ELSIE: And then you get the bad element, too.

 

MYRON: You haven't got the country, the rural. There used to be three commissioners: the mayor and two elected men, that was it.

 

ELSIE: I don't know. The bigger the town gets, the worse it gets somehow.

 

MYRON: The police department was all volunteer. _____ chief of police, and I think Bill Harper was the first paid cop we had.

 

ELSIE: When I lived in South Brunswick, I mean there was nothing but farms out there. And now every farm is a housing development. Unbelievable. The high school they put out on Ridge Road--have you seen South Brunswick High School?

 

NUTTER: Yes. Gosh, it's pretty big!

 

MYRON: I think they're building another one now.

 

NUTTER: Yes, they're adding onto it.

 

ELSIE: They're adding onto it, yes. And that was a beautiful farm there at one time. It was just the farms. I miss seeing that.

 

MYRON: You had--the whole township work out of that little municipal building over there, the senior citizens' building. The cops were upstairs.

 

ELSIE: And you knew everybody, but we weren't....

 

MYRON: The zoning office was down in one room, and the water authority department was over, and the taxes there. The water department and the taxes, that was it.

 

ELSIE: Smaller is better.

 

NUTTER: So like how do you think everyone should change in the township?

 

ELSIE: There's no way they can change, I don't think. I don't think anything can change. Once it's that way, it's not going to get better, I'm afraid.

 

NUTTER: Well, we can be hopeful.

 

ELSIE: We can be hopeful, but I can't see anything changing.

 

MYRON: Right now out there by me, they're building another strip mall.

 

ELSIE: _____ on 27. They were supposed to make 27 a four-lane road 35 years ago when I moved out there. It's still a two-lane road. And when somebody wants to make a left-hand turn, you've got to wait until that car can turn off before you can go.

 

NUTTER: One more question, just one, okay?

 

ELSIE: I hope we're answering your stuff all right.

 

NUTTER: Yes. No, it's great.

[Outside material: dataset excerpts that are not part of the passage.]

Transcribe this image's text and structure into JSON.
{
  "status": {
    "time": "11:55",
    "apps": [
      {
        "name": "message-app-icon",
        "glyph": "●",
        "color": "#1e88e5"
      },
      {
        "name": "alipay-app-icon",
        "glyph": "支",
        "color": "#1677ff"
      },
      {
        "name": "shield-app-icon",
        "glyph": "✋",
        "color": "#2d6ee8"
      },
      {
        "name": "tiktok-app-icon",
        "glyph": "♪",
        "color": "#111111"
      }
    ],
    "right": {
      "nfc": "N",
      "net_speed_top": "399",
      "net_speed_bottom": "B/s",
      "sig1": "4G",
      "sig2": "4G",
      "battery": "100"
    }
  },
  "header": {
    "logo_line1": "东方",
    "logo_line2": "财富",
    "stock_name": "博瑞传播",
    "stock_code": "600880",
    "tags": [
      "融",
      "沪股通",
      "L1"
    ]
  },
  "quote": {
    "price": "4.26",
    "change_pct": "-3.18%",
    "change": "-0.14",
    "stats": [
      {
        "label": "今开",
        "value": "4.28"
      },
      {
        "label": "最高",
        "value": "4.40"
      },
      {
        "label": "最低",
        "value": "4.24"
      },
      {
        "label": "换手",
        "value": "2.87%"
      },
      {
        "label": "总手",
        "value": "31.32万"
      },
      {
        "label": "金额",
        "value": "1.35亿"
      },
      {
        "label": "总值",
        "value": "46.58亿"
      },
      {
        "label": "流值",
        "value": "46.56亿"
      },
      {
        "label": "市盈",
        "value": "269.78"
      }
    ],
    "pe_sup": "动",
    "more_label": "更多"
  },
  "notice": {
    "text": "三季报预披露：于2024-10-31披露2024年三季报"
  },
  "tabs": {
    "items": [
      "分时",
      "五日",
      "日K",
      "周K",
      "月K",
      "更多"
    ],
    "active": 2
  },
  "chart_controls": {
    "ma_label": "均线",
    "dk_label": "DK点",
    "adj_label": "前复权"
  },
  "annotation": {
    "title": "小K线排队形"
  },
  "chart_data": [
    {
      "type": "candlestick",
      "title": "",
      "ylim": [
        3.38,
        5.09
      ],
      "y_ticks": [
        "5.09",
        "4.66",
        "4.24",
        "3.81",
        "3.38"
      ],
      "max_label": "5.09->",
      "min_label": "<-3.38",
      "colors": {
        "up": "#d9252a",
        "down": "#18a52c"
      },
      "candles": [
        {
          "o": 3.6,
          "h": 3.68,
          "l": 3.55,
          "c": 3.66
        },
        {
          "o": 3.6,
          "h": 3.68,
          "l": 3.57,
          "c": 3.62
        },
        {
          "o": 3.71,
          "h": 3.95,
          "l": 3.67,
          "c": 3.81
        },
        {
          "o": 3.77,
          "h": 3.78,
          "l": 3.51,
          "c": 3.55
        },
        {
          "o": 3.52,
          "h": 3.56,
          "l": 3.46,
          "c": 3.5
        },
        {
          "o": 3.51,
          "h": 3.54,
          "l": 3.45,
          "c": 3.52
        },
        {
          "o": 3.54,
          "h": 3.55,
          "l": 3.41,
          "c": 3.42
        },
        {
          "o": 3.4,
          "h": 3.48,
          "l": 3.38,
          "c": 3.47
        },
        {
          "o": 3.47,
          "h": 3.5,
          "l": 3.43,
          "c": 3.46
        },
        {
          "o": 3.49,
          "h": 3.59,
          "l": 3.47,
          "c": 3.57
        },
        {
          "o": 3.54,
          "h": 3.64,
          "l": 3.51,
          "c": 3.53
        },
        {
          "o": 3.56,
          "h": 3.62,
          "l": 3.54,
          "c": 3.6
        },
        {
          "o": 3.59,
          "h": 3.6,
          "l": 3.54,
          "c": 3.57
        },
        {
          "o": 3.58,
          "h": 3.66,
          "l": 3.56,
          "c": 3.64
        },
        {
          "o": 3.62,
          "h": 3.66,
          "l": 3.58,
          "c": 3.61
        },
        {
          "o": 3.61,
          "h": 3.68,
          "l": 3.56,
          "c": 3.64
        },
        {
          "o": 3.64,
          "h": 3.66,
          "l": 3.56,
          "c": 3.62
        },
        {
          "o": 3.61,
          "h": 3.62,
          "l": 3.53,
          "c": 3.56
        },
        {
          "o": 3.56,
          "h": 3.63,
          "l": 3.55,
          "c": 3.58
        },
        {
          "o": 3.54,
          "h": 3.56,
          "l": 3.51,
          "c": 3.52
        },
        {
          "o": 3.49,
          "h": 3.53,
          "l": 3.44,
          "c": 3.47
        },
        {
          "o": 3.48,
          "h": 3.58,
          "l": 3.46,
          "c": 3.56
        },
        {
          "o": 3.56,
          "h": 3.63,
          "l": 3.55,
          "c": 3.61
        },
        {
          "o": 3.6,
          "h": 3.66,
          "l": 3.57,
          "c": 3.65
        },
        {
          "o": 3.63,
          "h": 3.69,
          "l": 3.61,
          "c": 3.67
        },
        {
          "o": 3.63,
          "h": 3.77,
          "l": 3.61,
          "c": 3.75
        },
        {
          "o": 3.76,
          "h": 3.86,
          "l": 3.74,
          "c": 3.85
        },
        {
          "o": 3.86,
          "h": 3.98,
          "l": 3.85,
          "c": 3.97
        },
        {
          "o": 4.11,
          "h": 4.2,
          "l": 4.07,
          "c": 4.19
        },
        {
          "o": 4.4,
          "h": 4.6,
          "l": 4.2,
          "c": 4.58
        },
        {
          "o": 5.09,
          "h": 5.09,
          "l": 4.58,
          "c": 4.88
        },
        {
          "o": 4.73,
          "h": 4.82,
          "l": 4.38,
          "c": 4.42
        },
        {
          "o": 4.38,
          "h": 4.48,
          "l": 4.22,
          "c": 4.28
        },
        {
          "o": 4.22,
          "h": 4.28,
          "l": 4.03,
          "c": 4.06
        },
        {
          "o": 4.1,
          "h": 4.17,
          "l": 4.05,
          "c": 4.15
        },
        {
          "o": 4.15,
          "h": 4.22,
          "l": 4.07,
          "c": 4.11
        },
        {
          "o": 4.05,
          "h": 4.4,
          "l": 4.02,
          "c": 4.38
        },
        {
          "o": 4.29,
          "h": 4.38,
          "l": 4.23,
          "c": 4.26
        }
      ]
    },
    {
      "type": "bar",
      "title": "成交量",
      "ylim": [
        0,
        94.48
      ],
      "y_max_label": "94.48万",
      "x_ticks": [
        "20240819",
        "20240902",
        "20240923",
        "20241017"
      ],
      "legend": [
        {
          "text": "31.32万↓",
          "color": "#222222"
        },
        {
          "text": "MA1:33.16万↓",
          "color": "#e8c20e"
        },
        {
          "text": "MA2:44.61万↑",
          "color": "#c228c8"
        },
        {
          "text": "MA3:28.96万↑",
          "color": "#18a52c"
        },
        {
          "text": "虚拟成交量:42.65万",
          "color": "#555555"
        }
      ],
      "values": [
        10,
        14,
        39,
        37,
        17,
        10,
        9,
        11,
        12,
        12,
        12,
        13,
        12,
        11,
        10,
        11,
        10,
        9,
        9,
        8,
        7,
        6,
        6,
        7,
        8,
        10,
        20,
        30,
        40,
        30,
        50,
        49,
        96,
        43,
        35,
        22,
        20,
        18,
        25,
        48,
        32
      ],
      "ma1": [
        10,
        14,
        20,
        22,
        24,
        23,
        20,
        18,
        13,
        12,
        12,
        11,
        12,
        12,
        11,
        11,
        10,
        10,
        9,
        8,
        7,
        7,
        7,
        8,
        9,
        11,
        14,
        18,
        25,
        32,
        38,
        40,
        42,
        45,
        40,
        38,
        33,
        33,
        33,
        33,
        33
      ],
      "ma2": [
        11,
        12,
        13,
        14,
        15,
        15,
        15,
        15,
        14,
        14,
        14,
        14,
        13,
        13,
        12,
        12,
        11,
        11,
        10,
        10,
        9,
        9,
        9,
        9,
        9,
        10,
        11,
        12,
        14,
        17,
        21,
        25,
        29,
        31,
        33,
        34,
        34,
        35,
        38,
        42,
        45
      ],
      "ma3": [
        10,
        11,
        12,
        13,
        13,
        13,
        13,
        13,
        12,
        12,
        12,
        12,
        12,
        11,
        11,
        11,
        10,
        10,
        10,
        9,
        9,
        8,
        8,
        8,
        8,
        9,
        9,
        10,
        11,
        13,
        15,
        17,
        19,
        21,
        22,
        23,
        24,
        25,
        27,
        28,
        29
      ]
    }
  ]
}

What have you learned about yourself and about life in general during your years living in the township?

 

ELSIE: That's hard to answer. We're too old to answer that. You've got to ask that you a younger person. We haven't changed a thing. I don't know of anything. I'm afraid I can't answer that.

 

NUTTER: Okay. All right. Three fifty-six.

 

ELSIE: That was pretty good.

 

NUTTER: You did a lot more than everyone else's family did.

 

ELSIE: Oh, well, I hope you enjoyed yourself.

 

NUTTER: Yes. I had a lot of fun.

 

ELSIE: I did, too. It was nice seeing you here.

 

MYRON: Time to shut that off, right?